NEW YORK - Shares of recreational vehicle makers slid Wednesday after Monaco Coach Corp. predicted a second-quarter loss and reported a first-quarter loss on lower consumer spending.
The sector, along with many other industries, has been pressured of late as consumers tighten spending due to the continued housing downturn, eroding credit, escalating gas and food costs and recession concerns.
Earlier in the day Monaco Coach fell to a first-quarter loss, blaming a drop in consumer spending. The Coburg, Ore.-based company also said it expects a second-quarter loss due to uncertain economic conditions.
Monaco Coach's stock fell $1.12, or 13.3 percent, to $7.33 in morning trading. The company's shares plunged to a nearly 10-year low of $6.50 earlier in the session.

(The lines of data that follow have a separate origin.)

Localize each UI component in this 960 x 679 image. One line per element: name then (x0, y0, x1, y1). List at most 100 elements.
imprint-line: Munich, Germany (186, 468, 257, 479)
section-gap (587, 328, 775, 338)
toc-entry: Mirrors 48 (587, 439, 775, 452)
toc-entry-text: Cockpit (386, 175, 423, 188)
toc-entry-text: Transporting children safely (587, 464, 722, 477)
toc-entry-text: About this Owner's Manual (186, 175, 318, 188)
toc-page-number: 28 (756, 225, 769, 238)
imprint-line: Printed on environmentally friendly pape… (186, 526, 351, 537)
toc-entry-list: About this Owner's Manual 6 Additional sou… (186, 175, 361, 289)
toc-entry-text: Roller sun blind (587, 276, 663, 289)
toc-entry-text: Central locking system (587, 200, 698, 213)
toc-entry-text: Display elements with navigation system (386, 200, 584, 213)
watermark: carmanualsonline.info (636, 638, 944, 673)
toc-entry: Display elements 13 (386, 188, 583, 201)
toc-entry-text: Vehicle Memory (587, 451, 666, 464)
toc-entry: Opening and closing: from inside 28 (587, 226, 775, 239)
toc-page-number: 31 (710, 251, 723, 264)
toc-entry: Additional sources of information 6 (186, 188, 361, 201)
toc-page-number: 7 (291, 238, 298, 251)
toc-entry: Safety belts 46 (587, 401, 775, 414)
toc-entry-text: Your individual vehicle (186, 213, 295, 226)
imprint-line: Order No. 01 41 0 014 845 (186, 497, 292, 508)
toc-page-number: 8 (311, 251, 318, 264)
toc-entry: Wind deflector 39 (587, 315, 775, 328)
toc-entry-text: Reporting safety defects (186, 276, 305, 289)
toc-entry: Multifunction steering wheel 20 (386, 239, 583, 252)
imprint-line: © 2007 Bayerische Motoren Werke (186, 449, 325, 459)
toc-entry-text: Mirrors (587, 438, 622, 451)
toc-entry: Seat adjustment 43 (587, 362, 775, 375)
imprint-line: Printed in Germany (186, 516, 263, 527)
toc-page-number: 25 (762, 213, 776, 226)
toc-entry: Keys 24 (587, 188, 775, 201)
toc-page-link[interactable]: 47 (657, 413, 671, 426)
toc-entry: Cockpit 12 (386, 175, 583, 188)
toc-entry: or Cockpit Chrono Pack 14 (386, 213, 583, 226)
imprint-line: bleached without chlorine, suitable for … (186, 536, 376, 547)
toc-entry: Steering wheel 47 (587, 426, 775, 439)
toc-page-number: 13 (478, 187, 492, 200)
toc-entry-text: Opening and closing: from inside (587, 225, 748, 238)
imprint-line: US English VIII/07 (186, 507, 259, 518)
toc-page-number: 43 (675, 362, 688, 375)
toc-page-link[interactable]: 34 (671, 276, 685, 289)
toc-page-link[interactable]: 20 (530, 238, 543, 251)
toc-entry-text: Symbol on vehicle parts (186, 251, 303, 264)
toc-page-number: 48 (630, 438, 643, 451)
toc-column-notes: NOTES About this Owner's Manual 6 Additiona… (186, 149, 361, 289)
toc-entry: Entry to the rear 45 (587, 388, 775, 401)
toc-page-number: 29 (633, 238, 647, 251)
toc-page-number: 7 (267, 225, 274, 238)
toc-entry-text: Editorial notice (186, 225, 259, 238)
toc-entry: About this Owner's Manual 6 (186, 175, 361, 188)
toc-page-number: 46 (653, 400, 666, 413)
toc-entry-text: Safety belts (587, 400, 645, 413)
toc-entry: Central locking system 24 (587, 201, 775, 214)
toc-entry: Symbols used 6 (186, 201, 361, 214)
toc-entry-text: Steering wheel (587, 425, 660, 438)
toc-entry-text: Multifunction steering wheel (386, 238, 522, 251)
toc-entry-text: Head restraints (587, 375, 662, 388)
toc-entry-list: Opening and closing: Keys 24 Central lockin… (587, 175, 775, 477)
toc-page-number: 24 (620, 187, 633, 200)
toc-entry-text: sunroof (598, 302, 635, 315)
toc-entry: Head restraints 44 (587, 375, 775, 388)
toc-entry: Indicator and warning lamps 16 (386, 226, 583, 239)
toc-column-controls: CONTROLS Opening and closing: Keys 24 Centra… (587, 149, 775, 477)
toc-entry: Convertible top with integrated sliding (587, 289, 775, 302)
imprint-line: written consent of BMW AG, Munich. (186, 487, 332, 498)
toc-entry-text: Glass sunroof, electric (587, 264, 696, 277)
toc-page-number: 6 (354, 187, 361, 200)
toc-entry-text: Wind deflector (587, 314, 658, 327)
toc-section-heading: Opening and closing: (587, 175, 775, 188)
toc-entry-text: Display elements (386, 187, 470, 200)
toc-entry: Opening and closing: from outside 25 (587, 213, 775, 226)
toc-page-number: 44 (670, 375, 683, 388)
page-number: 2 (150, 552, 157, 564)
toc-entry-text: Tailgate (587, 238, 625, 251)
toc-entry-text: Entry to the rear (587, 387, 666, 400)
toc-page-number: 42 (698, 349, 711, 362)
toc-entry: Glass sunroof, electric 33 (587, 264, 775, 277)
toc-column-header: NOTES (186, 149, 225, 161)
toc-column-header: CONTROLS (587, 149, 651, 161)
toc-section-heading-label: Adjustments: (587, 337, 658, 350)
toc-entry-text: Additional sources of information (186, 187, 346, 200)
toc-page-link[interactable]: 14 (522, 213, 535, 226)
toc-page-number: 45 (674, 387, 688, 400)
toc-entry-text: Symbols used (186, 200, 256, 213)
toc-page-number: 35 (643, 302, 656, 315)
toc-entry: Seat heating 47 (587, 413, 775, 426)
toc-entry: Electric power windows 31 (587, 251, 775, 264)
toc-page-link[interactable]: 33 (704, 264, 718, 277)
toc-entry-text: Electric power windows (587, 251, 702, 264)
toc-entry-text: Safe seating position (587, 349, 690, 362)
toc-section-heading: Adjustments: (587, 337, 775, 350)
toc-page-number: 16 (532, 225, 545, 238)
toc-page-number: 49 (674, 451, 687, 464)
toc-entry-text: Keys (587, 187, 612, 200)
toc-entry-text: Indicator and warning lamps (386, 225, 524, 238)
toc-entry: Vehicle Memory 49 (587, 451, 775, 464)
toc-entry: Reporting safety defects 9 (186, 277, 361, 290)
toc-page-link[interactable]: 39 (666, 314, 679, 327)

RBC Capital Markets analyst Edward Aaron said Monaco Coach's quarterly results, which included drops in motorhome and towable retail sales, are indicative of current economic conditions. He also cautioned on inventory levels.
"Dealer inventories are still too high relative to demand and will need to come down further to reflect a significantly lower rate of retail sales activity, in our opinion," he wrote in a client note.
Aaron reaffirmed an "Underperform" rating.
Elsewhere in the sector, shares of Thor Industries Inc. dipped 3 cents to $28.98. Winnebago Industries Inc.'s stock dropped 30 cents, or 2 percent, to $14.58. The stock hit a new 52-week low of $14.30 earlier.
Shares of Fleetwood Enterprises Inc. shed 11 cents, or 2.9 percent, to $3.68. The stock earlier touched a year low of $3.55.